Alternative approaches for this problem could be to use ANOVA after transformation to get normality/constant variance; try either log or sqrt transformations. Note we have to add 1 to count for log transformation as there are zero counts in this dataset.
attach(slugs)
plot(log(count+1)~field)
Figure 5.16: Log Transformation
mod7<-glm(log(count+1)~field,data=slugs)
summary(mod7)
Call:
glm(formula = log(count + 1) ~ field, data = slugs)
Deviance Residuals:
Min 1Q Median 3Q Max
-0.9698 -0.4967 -0.2766 0.4165 1.9012
Coefficients:
Estimate Std. Error t value Pr(>|t|)
(Intercept) 0.4967 0.1117 4.446 2.86e-05 ***
fieldRookery 0.4730 0.1580 2.994 0.00369 **
---
Signif. codes: 0 '***' 0.001 '**' 0.01 '*' 0.05 '.' 0.1 ' ' 1
(Dispersion parameter for gaussian family taken to be 0.4993769)

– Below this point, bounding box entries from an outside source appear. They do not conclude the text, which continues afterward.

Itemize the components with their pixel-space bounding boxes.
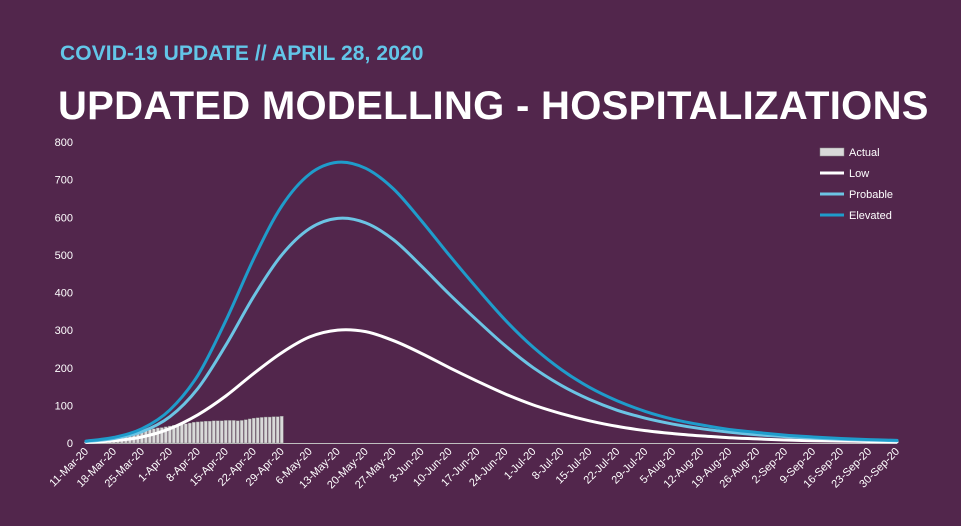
actual-bar [188,422,192,444]
actual-bar [184,423,188,444]
series-line-probable [84,216,899,443]
legend-swatch-actual [819,147,845,157]
actual-bar [232,420,236,444]
y-tick-label: 200 [55,363,73,375]
y-tick-label: 800 [55,137,73,149]
actual-bar [196,421,200,444]
actual-bar [240,420,244,444]
y-tick-label: 300 [55,325,73,337]
actual-bar [224,420,228,444]
actual-bar [156,427,160,444]
actual-bar [251,417,256,444]
actual-bar [247,418,252,444]
series-line-elevated [84,160,899,443]
legend-label-actual: Actual [849,147,880,159]
actual-bar [216,420,220,444]
actual-bar [271,416,276,444]
series-line-low [84,328,899,444]
actual-bar [275,416,280,444]
actual-bar [200,421,204,444]
actual-bar [208,420,212,444]
y-tick-label: 500 [55,250,73,262]
y-tick-label: 700 [55,175,73,187]
actual-bar [279,416,284,444]
actual-bar [180,423,184,444]
actual-bar [160,427,164,444]
actual-bar [255,417,260,444]
y-tick-label: 400 [55,288,73,300]
legend-label-low: Low [849,168,869,180]
actual-bar [168,425,172,444]
actual-bar [228,420,232,444]
legend-label-elevated: Elevated [849,210,892,222]
page-title: UPDATED MODELLING - HOSPITALIZATIONS [58,84,929,128]
actual-bar [212,420,216,444]
actual-bar [220,420,224,444]
y-tick-label: 100 [55,400,73,412]
actual-bar [259,417,264,444]
update-subtitle: COVID-19 UPDATE // APRIL 28, 2020 [60,42,424,65]
actual-bar [204,420,208,444]
y-tick-label: 600 [55,212,73,224]
actual-bar [263,416,268,444]
actual-bar [192,422,196,444]
y-tick-label: 0 [67,438,73,450]
actual-bar [164,426,168,444]
actual-bar [172,425,176,444]
actual-bar [244,419,248,444]
actual-bar [267,416,272,444]
legend-label-probable: Probable [849,189,893,201]
actual-bar [236,420,240,444]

Null deviance: 43.426 on 79 degrees of freedom
Residual deviance: 38.951 on 78 degrees of freedom
AIC: 175.45
Number of Fisher Scoring iterations: 2
mod8<-update(mod7,.~.-field)
anova(mod7,mod8,test="F")Analysis of Deviance Table
Model 1: log(count + 1) ~ field
Model 2: log(count + 1) ~ 1
Resid. Df Resid. Dev Df Deviance F Pr(>F)
1 78 38.951
2 79 43.426 -1 -4.475 8.9612 0.003693 **
---
Signif. codes: 0 '***' 0.001 '**' 0.01 '*' 0.05 '.' 0.1 ' ' 1
par(mfrow=c(2,2))
plot(mod7)
Figure 5.17: Diagnostic Plots for mod7
Here we get a significant effect for field. But the associated Q-Q plots still not great in Figure 5.17.

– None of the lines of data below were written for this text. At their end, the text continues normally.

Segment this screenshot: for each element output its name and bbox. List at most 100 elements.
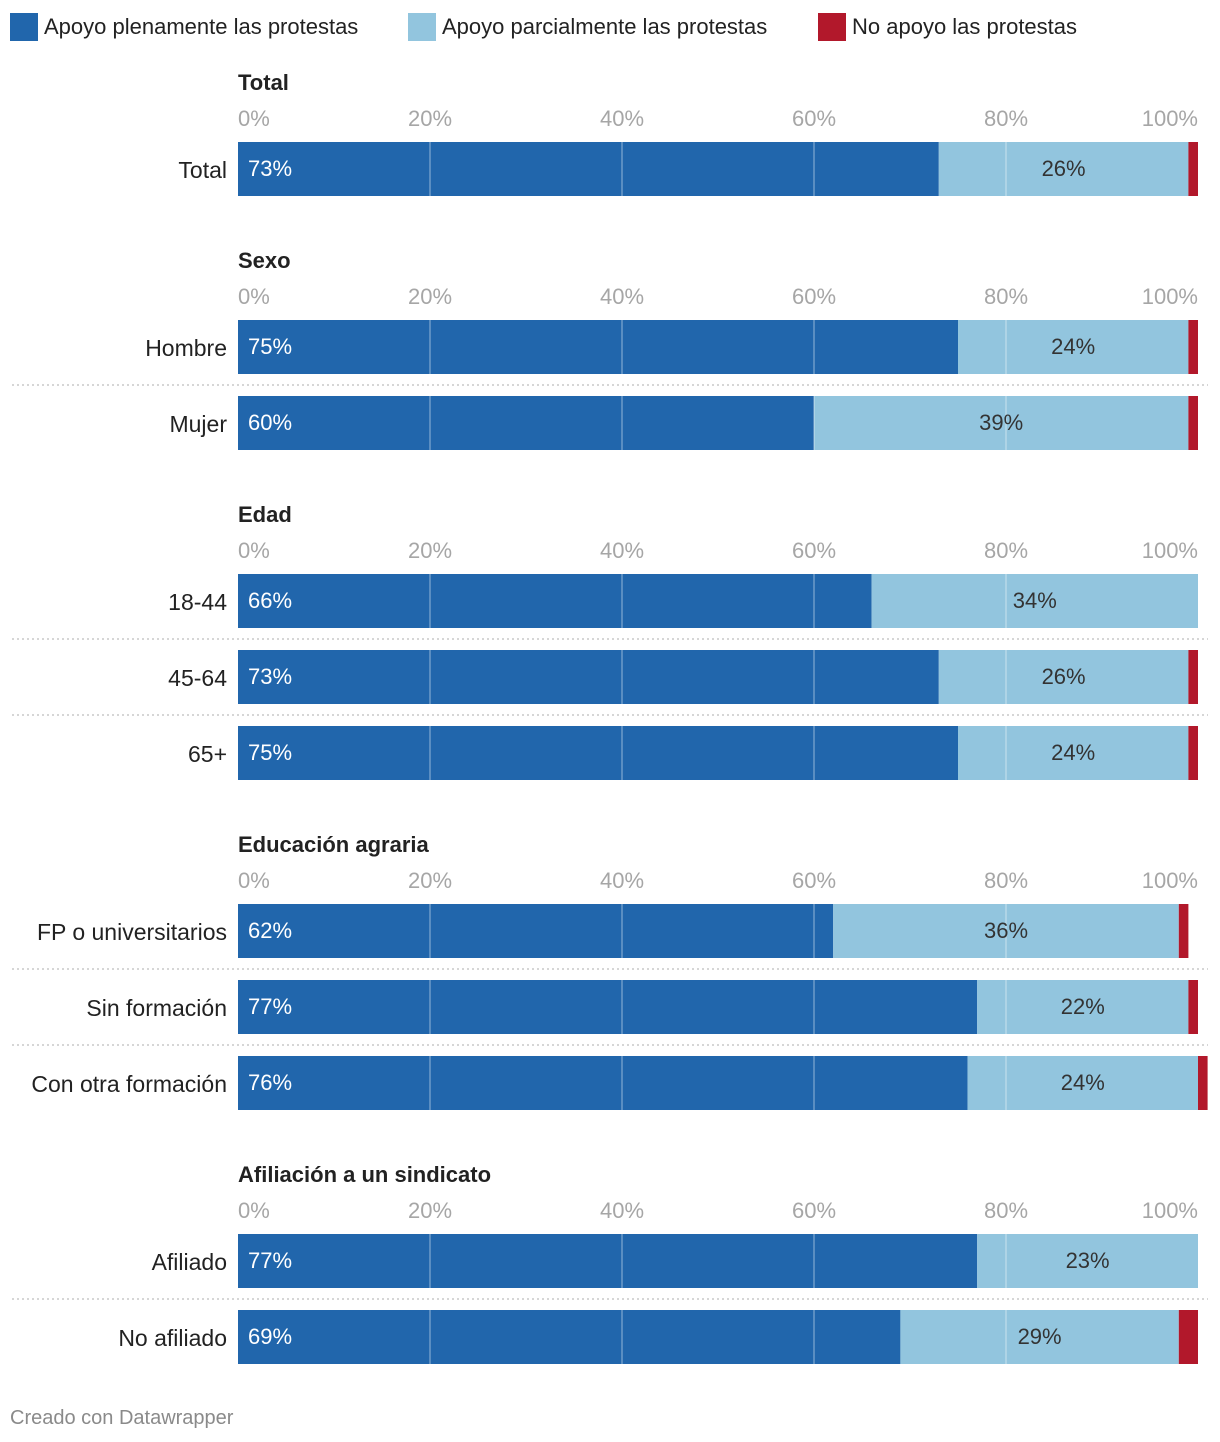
bar-segment-full (238, 574, 872, 628)
group-title: Educación agraria (238, 832, 430, 857)
tick-label: 0% (238, 284, 270, 309)
bar-segment-full (238, 320, 958, 374)
tick-label: 60% (792, 1198, 836, 1223)
value-label-full: 73% (248, 664, 292, 689)
bar-segment-none (1188, 650, 1198, 704)
row-label: 18-44 (168, 589, 227, 615)
tick-label: 0% (238, 1198, 270, 1223)
bar-segment-full (238, 396, 814, 450)
tick-label: 40% (600, 1198, 644, 1223)
bar-segment-partial (958, 726, 1189, 780)
value-label-partial: 23% (1066, 1248, 1110, 1273)
tick-label: 20% (408, 538, 452, 563)
tick-label: 100% (1142, 538, 1198, 563)
value-label-full: 73% (248, 156, 292, 181)
value-label-full: 69% (248, 1324, 292, 1349)
value-label-full: 66% (248, 588, 292, 613)
tick-label: 0% (238, 868, 270, 893)
tick-label: 60% (792, 284, 836, 309)
legend-label-partial: Apoyo parcialmente las protestas (442, 14, 767, 39)
bar-segment-partial (833, 904, 1179, 958)
bar-segment-none (1188, 396, 1198, 450)
row-label: Con otra formación (31, 1071, 227, 1097)
group-title: Total (238, 70, 289, 95)
tick-label: 80% (984, 106, 1028, 131)
tick-label: 20% (408, 106, 452, 131)
bar-segment-none (1198, 1056, 1208, 1110)
tick-label: 40% (600, 538, 644, 563)
row-label: 65+ (188, 741, 227, 767)
bar-segment-partial (900, 1310, 1179, 1364)
value-label-partial: 34% (1013, 588, 1057, 613)
row-label: 45-64 (168, 665, 227, 691)
value-label-partial: 24% (1051, 334, 1095, 359)
tick-label: 80% (984, 538, 1028, 563)
row-label: FP o universitarios (37, 919, 227, 945)
bar-segment-full (238, 904, 834, 958)
footer-credit: Creado con Datawrapper (10, 1407, 234, 1429)
tick-label: 40% (600, 284, 644, 309)
tick-label: 60% (792, 868, 836, 893)
value-label-partial: 39% (979, 410, 1023, 435)
bar-segment-full (238, 1056, 968, 1110)
bar-segment-none (1188, 320, 1198, 374)
bar-segment-partial (938, 142, 1189, 196)
row-label: Sin formación (86, 995, 227, 1021)
value-label-full: 75% (248, 740, 292, 765)
tick-label: 80% (984, 284, 1028, 309)
tick-label: 100% (1142, 1198, 1198, 1223)
bar-segment-partial (958, 320, 1189, 374)
value-label-full: 62% (248, 918, 292, 943)
tick-label: 60% (792, 106, 836, 131)
tick-label: 60% (792, 538, 836, 563)
value-label-partial: 26% (1042, 156, 1086, 181)
tick-label: 80% (984, 1198, 1028, 1223)
row-label: Hombre (145, 335, 227, 361)
row-label: Total (178, 157, 227, 183)
bar-segment-partial (871, 574, 1198, 628)
group-title: Sexo (238, 248, 291, 273)
tick-label: 40% (600, 106, 644, 131)
tick-label: 40% (600, 868, 644, 893)
value-label-partial: 26% (1042, 664, 1086, 689)
value-label-full: 60% (248, 410, 292, 435)
legend-label-none: No apoyo las protestas (852, 14, 1077, 39)
value-label-full: 77% (248, 994, 292, 1019)
bar-segment-partial (938, 650, 1189, 704)
bar-segment-partial (967, 1056, 1198, 1110)
value-label-full: 77% (248, 1248, 292, 1273)
row-label: No afiliado (118, 1325, 227, 1351)
row-label: Afiliado (152, 1249, 227, 1275)
legend-swatch-none (818, 13, 846, 41)
bar-segment-partial (814, 396, 1189, 450)
bar-segment-none (1188, 980, 1198, 1034)
legend-swatch-full (10, 13, 38, 41)
bar-segment-full (238, 726, 958, 780)
tick-label: 80% (984, 868, 1028, 893)
bar-segment-full (238, 1310, 901, 1364)
value-label-partial: 24% (1061, 1070, 1105, 1095)
bar-segment-none (1178, 904, 1189, 958)
bar-segment-partial (977, 980, 1189, 1034)
tick-label: 20% (408, 1198, 452, 1223)
tick-label: 100% (1142, 106, 1198, 131)
bar-segment-full (238, 650, 939, 704)
bar-segment-full (238, 980, 978, 1034)
tick-label: 100% (1142, 284, 1198, 309)
group-title: Edad (238, 502, 292, 527)
legend-swatch-partial (408, 13, 436, 41)
value-label-partial: 29% (1018, 1324, 1062, 1349)
value-label-partial: 24% (1051, 740, 1095, 765)
legend-label-full: Apoyo plenamente las protestas (44, 14, 358, 39)
value-label-partial: 36% (984, 918, 1028, 943)
tick-label: 0% (238, 538, 270, 563)
bar-segment-partial (977, 1234, 1198, 1288)
bar-segment-none (1178, 1310, 1198, 1364)
tick-label: 20% (408, 284, 452, 309)
value-label-full: 76% (248, 1070, 292, 1095)
tick-label: 0% (238, 106, 270, 131)
row-label: Mujer (169, 411, 227, 437)
tick-label: 20% (408, 868, 452, 893)
group-title: Afiliación a un sindicato (238, 1162, 491, 1187)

Try a square root transformation (as in Figure 5.18 and associated output).
plot(sqrt(count)~field)
Figure 5.18: Square Root Transformation
mod9<-glm(sqrt(count)~field,data=slugs)
summary(mod9)
Call:
glm(formula = sqrt(count) ~ field, data = slugs)
Deviance Residuals:
Min 1Q Median 3Q Max
-1.2549 -0.6446 -0.2549 0.4772 2.5176
Coefficients:
Estimate Std. Error t value Pr(>|t|)
(Intercept) 0.6447 0.1414 4.559 1.88e-05 ***
fieldRookery 0.6103 0.2000 3.052 0.00311 **
---
Signif. codes: 0 '***' 0.001 '**' 0.01 '*' 0.05 '.' 0.1 ' ' 1
(Dispersion parameter for gaussian family taken to be 0.799815)

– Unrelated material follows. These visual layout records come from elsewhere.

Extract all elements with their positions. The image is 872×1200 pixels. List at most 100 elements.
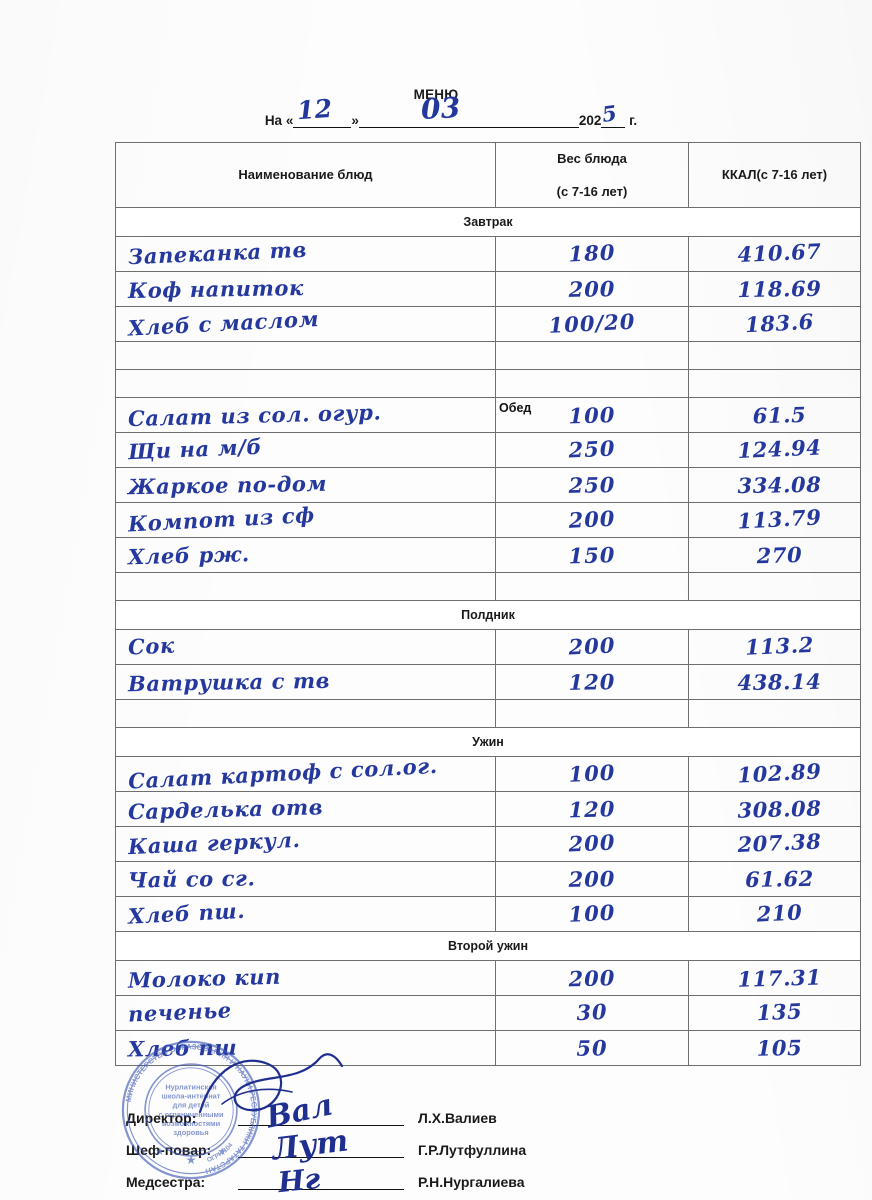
cell-dish: Компот из сф bbox=[115, 502, 496, 538]
year-suffix-label: г. bbox=[625, 112, 638, 128]
cell-dish: Сок bbox=[115, 629, 496, 665]
dish-name-handwritten: Хлеб с маслом bbox=[127, 305, 320, 341]
dish-weight-handwritten: 200 bbox=[568, 965, 616, 992]
section-header-row: Ужин bbox=[115, 727, 861, 757]
handwritten-signature: Нг bbox=[276, 1161, 322, 1200]
menu-table: Наименование блюд Вес блюда (с 7-16 лет)… bbox=[115, 142, 861, 1066]
signature-role-label: Шеф-повар: bbox=[126, 1142, 212, 1158]
cell-kcal: 410.67 bbox=[688, 236, 861, 272]
cell-dish: Ватрушка с тв bbox=[115, 664, 496, 700]
cell-kcal: 438.14 bbox=[688, 664, 861, 700]
dish-name-handwritten: Хлеб пш. bbox=[127, 897, 246, 929]
cell-weight bbox=[495, 699, 689, 728]
year-blank[interactable]: 5 bbox=[601, 100, 626, 128]
signature-line[interactable]: Вал bbox=[238, 1087, 404, 1136]
cell-kcal bbox=[688, 369, 861, 398]
cell-kcal: 334.08 bbox=[688, 467, 861, 503]
dish-weight-handwritten: 200 bbox=[567, 505, 617, 533]
day-blank[interactable]: 12 bbox=[293, 93, 352, 128]
cell-dish bbox=[115, 341, 496, 370]
dish-name-handwritten: Жаркое по-дом bbox=[127, 470, 328, 500]
dish-kcal-handwritten: 308.08 bbox=[737, 795, 822, 823]
dish-kcal-handwritten: 124.94 bbox=[737, 434, 822, 464]
document-header: МЕНЮ На « 12 » 03 202 5 г. bbox=[0, 88, 872, 128]
cell-kcal: 117.31 bbox=[688, 960, 861, 996]
stamp-inner-line: Нурлатинская bbox=[165, 1082, 216, 1091]
dish-kcal-handwritten: 207.38 bbox=[737, 828, 822, 858]
dish-name-handwritten: Сок bbox=[127, 632, 176, 660]
section-label-4: Второй ужин bbox=[115, 931, 861, 961]
signature-role-label: Директор: bbox=[126, 1110, 197, 1126]
table-row: Жаркое по-дом 250 334.08 bbox=[115, 467, 861, 503]
dish-weight-handwritten: 30 bbox=[575, 998, 609, 1026]
handwritten-month: 03 bbox=[420, 90, 462, 126]
dish-weight-handwritten: 250 bbox=[568, 435, 616, 463]
dish-name-handwritten: Салат картоф с сол.ог. bbox=[127, 752, 439, 794]
dish-kcal-handwritten: 334.08 bbox=[737, 471, 822, 499]
table-row-empty bbox=[115, 369, 861, 398]
signature-line[interactable]: Нг bbox=[238, 1162, 404, 1199]
month-blank[interactable]: 03 bbox=[358, 90, 579, 128]
cell-dish: Сарделька отв bbox=[115, 791, 496, 827]
cell-weight: 200 bbox=[495, 826, 689, 862]
cell-weight: 120 bbox=[495, 791, 689, 827]
column-header-weight-main: Вес блюда bbox=[557, 150, 627, 166]
table-row: Хлеб рж. 150 270 bbox=[115, 537, 861, 573]
dish-kcal-handwritten: 118.69 bbox=[737, 275, 822, 303]
dish-kcal-handwritten: 438.14 bbox=[737, 668, 822, 696]
dish-weight-handwritten: 100 bbox=[567, 759, 617, 787]
dish-name-handwritten: Запеканка тв bbox=[127, 236, 308, 270]
table-row: Молоко кип 200 117.31 bbox=[115, 960, 861, 996]
dish-name-handwritten: Салат из сол. огур. bbox=[127, 399, 382, 432]
table-row-empty bbox=[115, 341, 861, 370]
cell-weight: 200 bbox=[495, 629, 689, 665]
dish-kcal-handwritten: 113.2 bbox=[744, 631, 815, 660]
section-label-2: Полдник bbox=[115, 600, 861, 630]
cell-dish: Коф напиток bbox=[115, 271, 496, 307]
dish-name-handwritten: Коф напиток bbox=[127, 274, 305, 304]
cell-kcal: 183.6 bbox=[688, 306, 861, 342]
dish-weight-handwritten: 120 bbox=[568, 796, 616, 823]
table-row: Хлеб пш. 100 210 bbox=[115, 896, 861, 932]
dish-weight-handwritten: 50 bbox=[576, 1035, 608, 1061]
section-label-obed: Обед bbox=[499, 401, 532, 415]
signature-line[interactable]: Лут bbox=[238, 1123, 404, 1168]
cell-kcal: 210 bbox=[688, 896, 861, 932]
cell-dish bbox=[115, 369, 496, 398]
dish-weight-handwritten: 180 bbox=[568, 239, 616, 267]
table-row-empty bbox=[115, 699, 861, 728]
cell-kcal: 61.5 bbox=[688, 397, 861, 433]
dish-kcal-handwritten: 61.62 bbox=[744, 865, 815, 893]
cell-weight: 120 bbox=[495, 664, 689, 700]
cell-kcal: 113.2 bbox=[688, 629, 861, 665]
dish-kcal-handwritten: 410.67 bbox=[737, 238, 822, 268]
cell-kcal: 124.94 bbox=[688, 432, 861, 468]
cell-weight: 50 bbox=[495, 1030, 689, 1066]
section-header-row: Второй ужин bbox=[115, 931, 861, 961]
cell-kcal: 105 bbox=[688, 1030, 861, 1066]
column-header-weight-sub: (с 7-16 лет) bbox=[556, 183, 628, 199]
cell-dish: Хлеб пш bbox=[115, 1030, 496, 1066]
cell-weight: 100 bbox=[495, 896, 689, 932]
cell-dish: Щи на м/б bbox=[115, 432, 496, 468]
dish-kcal-handwritten: 113.79 bbox=[736, 504, 823, 534]
signature-role-label: Медсестра: bbox=[126, 1174, 206, 1190]
signature-row: Шеф-повар: Лут Г.Р.Лутфуллина bbox=[126, 1123, 526, 1168]
cell-dish: Жаркое по-дом bbox=[115, 467, 496, 503]
dish-kcal-handwritten: 183.6 bbox=[744, 308, 815, 338]
table-row: Обед Салат из сол. огур. 100 61.5 bbox=[115, 397, 861, 433]
dish-weight-handwritten: 200 bbox=[568, 866, 616, 892]
date-quote-close: » bbox=[351, 112, 359, 128]
dish-name-handwritten: Сарделька отв bbox=[127, 794, 324, 825]
cell-weight: 250 bbox=[495, 467, 689, 503]
dish-name-handwritten: Ватрушка с тв bbox=[127, 667, 331, 697]
section-header-row: Завтрак bbox=[115, 207, 861, 237]
cell-kcal: 113.79 bbox=[688, 502, 861, 538]
cell-kcal: 135 bbox=[688, 995, 861, 1031]
dish-weight-handwritten: 200 bbox=[568, 829, 616, 857]
handwritten-year-digit: 5 bbox=[600, 99, 619, 127]
cell-kcal bbox=[688, 341, 861, 370]
dish-weight-handwritten: 100 bbox=[567, 899, 617, 927]
dish-name-handwritten: Щи на м/б bbox=[127, 433, 263, 465]
table-row: Компот из сф 200 113.79 bbox=[115, 502, 861, 538]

Null deviance: 69.834 on 79 degrees of freedom
Residual deviance: 62.386 on 78 degrees of freedom
AIC: 213.13
Number of Fisher Scoring iterations: 2
mod10<-update(mod9,.~.-field)
anova(mod9,mod10,test="F")Analysis of Deviance Table
Model 1: sqrt(count) ~ field
Model 2: sqrt(count) ~ 1
Resid. Df Resid. Dev Df Deviance F Pr(>F)
1 78 62.386
2 79 69.834 -1 -7.4481 9.3123 0.003111 **
---
Signif. codes: 0 '***' 0.001 '**' 0.01 '*' 0.05 '.' 0.1 ' ' 1
par(mfrow=c(2,2))
plot(mod9)
Figure 5.19: Diagnostic Plots for mod9
detach(slugs)Again a significant result for field, but Q-Q plots no better. We have contradictory results from the above which is common with data with low means and high variances. The residual plots in Figure 5.19 are not helping us in identifying which is the best model. There is no obvious right answer, but the results correcting for over-dispersion are warning us that conclusions from the ANOVA approach should be treated with caution especially as the transformed data does not appear normal.